Lang Haili, Xiao Renjie, Li Ying, Sun Jing, Chen Yong, Lu Yimei, Cai Junying
Department of Anesthesiology, The Second Affiliated Hospital of Nanchang University, Nanchang 330006, China.
Jiangxi Medical College of Nanchang University, Nanchang, 330006, China.
Neurosci Lett. 2020 Jun 11;729:134991. doi: 10.1016/j.neulet.2020.134991. Epub 2020 Apr 22.
Hippocampal neural stem cells (H-NSCs) self-renewal and neurogenesis decrease with aging, but the intrinsic mechanism is unclear. In the current study, we detected the expression level of 8 conserved long intergenic noncoding RNAs (lincRNAs) in H-NSCs during aging, and investigated the function and mechanism of lincRNAs in regulating of H-NSCs. We found the proliferation and neuronal-differentiation capacities of H-NSCs reduced with aging and that this effect was accompanied by an increase in linc-FOXD3. Linc-FOXD3 knockdown improved H-NSCs proliferation and neuronal-differentiation capacities. Further mechanistic studies revealed that the effect of linc-FOXD3 knockdown on H-NSCs phenotypes was partially mediated by the up-regulation of Wnt/β-catenin pathway. Thus, our study provides evidence that linc-FOXD3 could be a promising therapeutic target for the recovery of H-NSCs function during aging.

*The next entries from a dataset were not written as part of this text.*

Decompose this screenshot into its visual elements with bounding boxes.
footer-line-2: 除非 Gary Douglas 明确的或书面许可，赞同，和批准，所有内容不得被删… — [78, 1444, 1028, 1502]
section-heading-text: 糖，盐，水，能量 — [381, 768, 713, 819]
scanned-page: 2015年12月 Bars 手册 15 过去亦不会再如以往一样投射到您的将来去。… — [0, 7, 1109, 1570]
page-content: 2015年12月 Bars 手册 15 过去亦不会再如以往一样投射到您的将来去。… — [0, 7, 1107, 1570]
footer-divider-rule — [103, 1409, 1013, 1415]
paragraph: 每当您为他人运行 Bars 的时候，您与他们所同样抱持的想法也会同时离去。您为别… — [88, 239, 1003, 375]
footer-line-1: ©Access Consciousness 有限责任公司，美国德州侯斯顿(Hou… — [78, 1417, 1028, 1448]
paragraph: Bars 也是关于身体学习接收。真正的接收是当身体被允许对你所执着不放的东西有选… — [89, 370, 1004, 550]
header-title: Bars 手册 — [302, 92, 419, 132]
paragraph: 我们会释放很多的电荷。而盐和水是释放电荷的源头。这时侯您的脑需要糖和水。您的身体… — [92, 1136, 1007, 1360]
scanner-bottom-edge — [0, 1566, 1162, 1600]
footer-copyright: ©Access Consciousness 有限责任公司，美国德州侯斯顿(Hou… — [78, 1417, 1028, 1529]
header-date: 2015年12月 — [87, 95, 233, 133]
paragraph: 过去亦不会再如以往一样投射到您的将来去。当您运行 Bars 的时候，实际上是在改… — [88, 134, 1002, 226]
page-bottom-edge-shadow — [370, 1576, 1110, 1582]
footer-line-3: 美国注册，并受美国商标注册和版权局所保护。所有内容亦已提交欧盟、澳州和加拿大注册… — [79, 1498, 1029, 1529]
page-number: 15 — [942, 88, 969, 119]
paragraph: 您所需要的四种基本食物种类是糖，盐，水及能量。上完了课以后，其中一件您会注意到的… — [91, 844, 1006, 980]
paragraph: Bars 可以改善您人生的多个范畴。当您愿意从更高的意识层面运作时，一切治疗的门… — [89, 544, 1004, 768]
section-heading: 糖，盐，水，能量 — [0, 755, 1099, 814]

海马神经干细胞(H-NSCs)的自我更新和神经发生能力会随着衰老而下降,但其内在机制尚不清楚。在本研究中,我们检测了衰老过程中H-NSCs中8种保守的长链基因间非编码RNA(lincRNAs)的表达水平,并研究了lincRNAs在调节H-NSCs中的功能和机制。我们发现,H-NSCs的增殖和神经元分化能力随着衰老而降低,并且这种效应伴随着linc-FOXD3的增加。敲低linc-FOXD3可改善H-NSCs的增殖和神经元分化能力。进一步的机制研究表明,敲低linc-FOXD3对H-NSCs表型的影响部分是由Wnt/β-连环蛋白通路的上调介导的。因此,我们的研究提供了证据表明,linc-FOXD3可能是衰老过程中恢复H-NSCs功能的一个有前景的治疗靶点。